Under the agreement, Valero must construct at its Benicia refinery crude oil storage tanks with a total capacity of 900,000 barrels. To further address concerns the merger would have anti-competitive effects and harm consumers, the settlement also requires Valero to sell gasoline and petroleum terminal facilities in Martinez and Richmond currently owned by Kaneb.

Additionally, the settlement requires Valero to agree to terminate its lease of crude oil storage tanks at the Martinez terminal, and remove the oil held in those tanks. The tanks have a combined capacity of 1 million barrels. Valero will transfer the oil now stored at Martinez to the new Benicia tanks.

Valero must complete construction of the Benicia tanks no later than three years following its sale of the Martinez terminal and the new owner's decision to terminate the current tank lease, or May 31, 2011, whichever comes first.

The effect of the settlement's storage provisions will be to add 900,000 barrels of capacity to the system and free up for use by third parties 1 million barrels of capacity now controlled by Valero.

The settlement's terms are contained in a consent decree Lockyer will file today in U.S. District Court for the Northern District of California. The settlement resolves a lawsuit, also to be filed today by Lockyer, that alleges the merger would lessen competition and restrain trade in violation of federal antitrust laws known as the Clayton Act and Sherman Act.
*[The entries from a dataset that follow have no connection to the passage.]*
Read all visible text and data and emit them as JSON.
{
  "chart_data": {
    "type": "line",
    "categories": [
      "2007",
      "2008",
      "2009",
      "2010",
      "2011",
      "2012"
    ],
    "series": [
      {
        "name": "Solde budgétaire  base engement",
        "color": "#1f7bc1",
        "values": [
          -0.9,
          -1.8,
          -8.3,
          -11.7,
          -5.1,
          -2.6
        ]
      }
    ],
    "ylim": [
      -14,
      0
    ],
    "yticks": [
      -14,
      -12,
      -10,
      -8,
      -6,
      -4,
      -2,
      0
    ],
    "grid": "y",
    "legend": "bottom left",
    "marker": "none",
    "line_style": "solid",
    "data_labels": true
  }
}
The Federal Trade Commission (FTC), to remove its objection to the acquisition, today announced its approval of a settlement similar to California's, but which requires only the sale of the Martinez and Richmond terminals. The court must approve the California agreement.

Lockyer said the increased storage capacity provided by the settlement should facilitate more gasoline production, increase supply and, as a result, help control prices. As the consent decree states, "The purpose of the provisions ... is to maximize motor fuel production and to create incentives for further investment in Northern California's infrastructure for crude oil and petroleum products ..."

The sale formally called divestiture of the Martinez and Richmond terminals must be completed within six months following the merger's effective date. If Valero fails to meet that deadline, the settlement allows Lockyer to appoint a trustee to complete the divestiture.

Terminals receive and store gasoline and other light petroleum products, and provide facilities to redistribute the products via pipelines, sea vessels or trucks. They also receive, store and redeliver bulk quantities of crude oil.

Additionally, they provide facilities for handling and injecting gasoline additives including ethanol. Valero and Kaneb directly compete in the Northern California terminal services market. Kaneb owns the Martinez and Richmond terminals, as well as two more in Selby and Stockton. Valero, meanwhile, operates its own terminal at its Benicia refinery.

Importantly, Kaneb's terminals are the only non-refiner-owned terminals accessible to both marine imports and the Kinder Morgan (KM) pipeline system. The KM pipeline is the only common carrier system that serves the interior of Northern California, making it the sole means of economically shipping gasoline to Northern California terminals outside the Bay Area.